Fiction: The Drunken Moon by Joe R. Lansdale
He was not the moon, but I thought he was when I would see him in the dark, coming down the road by our house, wearing dark clothes, his pale face floating above his collar. He was always drunk and staggering and singing to the sky, his lunar face splitting open to reveal the crater of his mouth; a dark hole that led to nowhere.
The real moon looked far less white than his face. Like his lunar twin, he was nothing more than reflected light from stars and the real moon, orbiting our little town by route of the circular, dirt road that made its way completely around our fistful of stores, two churches, a smattering of houses, and a storm shelter or two.
At night, chasing fireflies, when I saw him coming, for reasons unknown, I would hide, watch him stagger by, his face a bouncing moon, moving toward morning and a hangover. While I was up and on my way to school, I was certain the Drunken Moon, the night walker, would be sleeping between covers and bad head aches.
My friend Tommy, who always wore a Hopalong Cassidy hat, said, one day, I will jump up behind him some night, scare him sober with a yell. That will teach him not to drink, not to stagger down the road at night, white faced, beneath the pale moon light, scaring everyone with the way he walks. I’ll scare him.

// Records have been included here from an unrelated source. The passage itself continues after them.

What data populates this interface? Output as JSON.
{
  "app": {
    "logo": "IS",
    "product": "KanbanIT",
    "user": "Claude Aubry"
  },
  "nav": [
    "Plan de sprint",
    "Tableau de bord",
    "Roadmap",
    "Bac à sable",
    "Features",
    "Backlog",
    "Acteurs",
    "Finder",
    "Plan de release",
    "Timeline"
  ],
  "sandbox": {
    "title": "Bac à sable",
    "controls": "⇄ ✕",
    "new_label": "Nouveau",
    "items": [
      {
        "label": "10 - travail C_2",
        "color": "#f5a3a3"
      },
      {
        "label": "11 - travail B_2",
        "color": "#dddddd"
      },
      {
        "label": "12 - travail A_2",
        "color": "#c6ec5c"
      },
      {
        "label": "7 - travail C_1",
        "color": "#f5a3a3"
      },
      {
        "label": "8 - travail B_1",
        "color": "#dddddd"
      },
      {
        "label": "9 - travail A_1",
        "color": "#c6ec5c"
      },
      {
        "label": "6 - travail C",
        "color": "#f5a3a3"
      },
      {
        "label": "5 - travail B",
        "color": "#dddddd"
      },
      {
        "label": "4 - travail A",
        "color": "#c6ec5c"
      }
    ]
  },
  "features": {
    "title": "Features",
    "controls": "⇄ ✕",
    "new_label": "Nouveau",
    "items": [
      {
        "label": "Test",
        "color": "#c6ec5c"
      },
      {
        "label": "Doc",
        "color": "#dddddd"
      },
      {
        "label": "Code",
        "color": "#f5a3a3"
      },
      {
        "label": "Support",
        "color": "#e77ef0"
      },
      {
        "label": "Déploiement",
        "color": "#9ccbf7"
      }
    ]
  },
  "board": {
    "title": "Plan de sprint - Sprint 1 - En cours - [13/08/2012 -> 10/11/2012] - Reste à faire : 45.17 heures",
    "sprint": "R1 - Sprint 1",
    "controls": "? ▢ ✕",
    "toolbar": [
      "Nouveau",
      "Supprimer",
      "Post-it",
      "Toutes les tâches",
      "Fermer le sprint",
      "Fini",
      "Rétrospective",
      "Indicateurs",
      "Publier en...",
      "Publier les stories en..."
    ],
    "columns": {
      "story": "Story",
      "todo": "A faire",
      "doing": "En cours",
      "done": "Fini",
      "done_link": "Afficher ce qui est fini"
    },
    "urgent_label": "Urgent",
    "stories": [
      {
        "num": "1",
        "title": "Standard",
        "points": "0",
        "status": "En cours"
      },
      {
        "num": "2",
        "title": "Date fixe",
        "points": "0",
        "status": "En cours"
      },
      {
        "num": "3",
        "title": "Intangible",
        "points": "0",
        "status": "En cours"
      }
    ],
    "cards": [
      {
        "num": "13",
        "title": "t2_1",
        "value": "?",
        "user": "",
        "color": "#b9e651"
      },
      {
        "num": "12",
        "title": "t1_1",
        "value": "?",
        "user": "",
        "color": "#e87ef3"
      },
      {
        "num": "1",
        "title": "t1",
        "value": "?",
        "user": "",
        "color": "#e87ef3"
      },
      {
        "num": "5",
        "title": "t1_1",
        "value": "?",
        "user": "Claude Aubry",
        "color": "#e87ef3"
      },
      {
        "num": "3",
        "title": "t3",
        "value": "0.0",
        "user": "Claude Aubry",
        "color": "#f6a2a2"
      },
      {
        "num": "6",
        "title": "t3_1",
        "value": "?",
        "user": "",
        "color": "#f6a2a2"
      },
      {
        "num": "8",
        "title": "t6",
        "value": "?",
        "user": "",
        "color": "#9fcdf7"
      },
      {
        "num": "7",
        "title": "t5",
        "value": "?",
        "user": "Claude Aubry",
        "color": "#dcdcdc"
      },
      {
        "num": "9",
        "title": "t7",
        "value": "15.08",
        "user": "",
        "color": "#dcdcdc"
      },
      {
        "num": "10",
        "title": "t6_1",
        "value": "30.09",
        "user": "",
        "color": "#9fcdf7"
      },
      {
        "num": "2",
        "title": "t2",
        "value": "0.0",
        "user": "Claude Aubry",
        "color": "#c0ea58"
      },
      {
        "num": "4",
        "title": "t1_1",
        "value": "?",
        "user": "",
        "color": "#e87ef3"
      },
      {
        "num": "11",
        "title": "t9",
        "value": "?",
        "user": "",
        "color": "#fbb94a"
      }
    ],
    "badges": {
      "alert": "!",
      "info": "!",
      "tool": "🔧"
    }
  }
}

One cold October the Drunken Moon’s house caught fire. People rushed to put it out. There was no fire department. No police department. Just a fat sheriff and a bucket brigade, a big man with an axe, and watchers who liked the heat and the minor thrill of it all.
The Drunken Moon was not home. He was long gone and never seen again.
The house was nothing more than a little room, a blackened shell of scorched, framed wood, covered over in fire-crinkled ply-board; a room filled with the bones of animals and children, and lying on the floor, partially burned, was Tommy’s Hopalong Cassidy hat.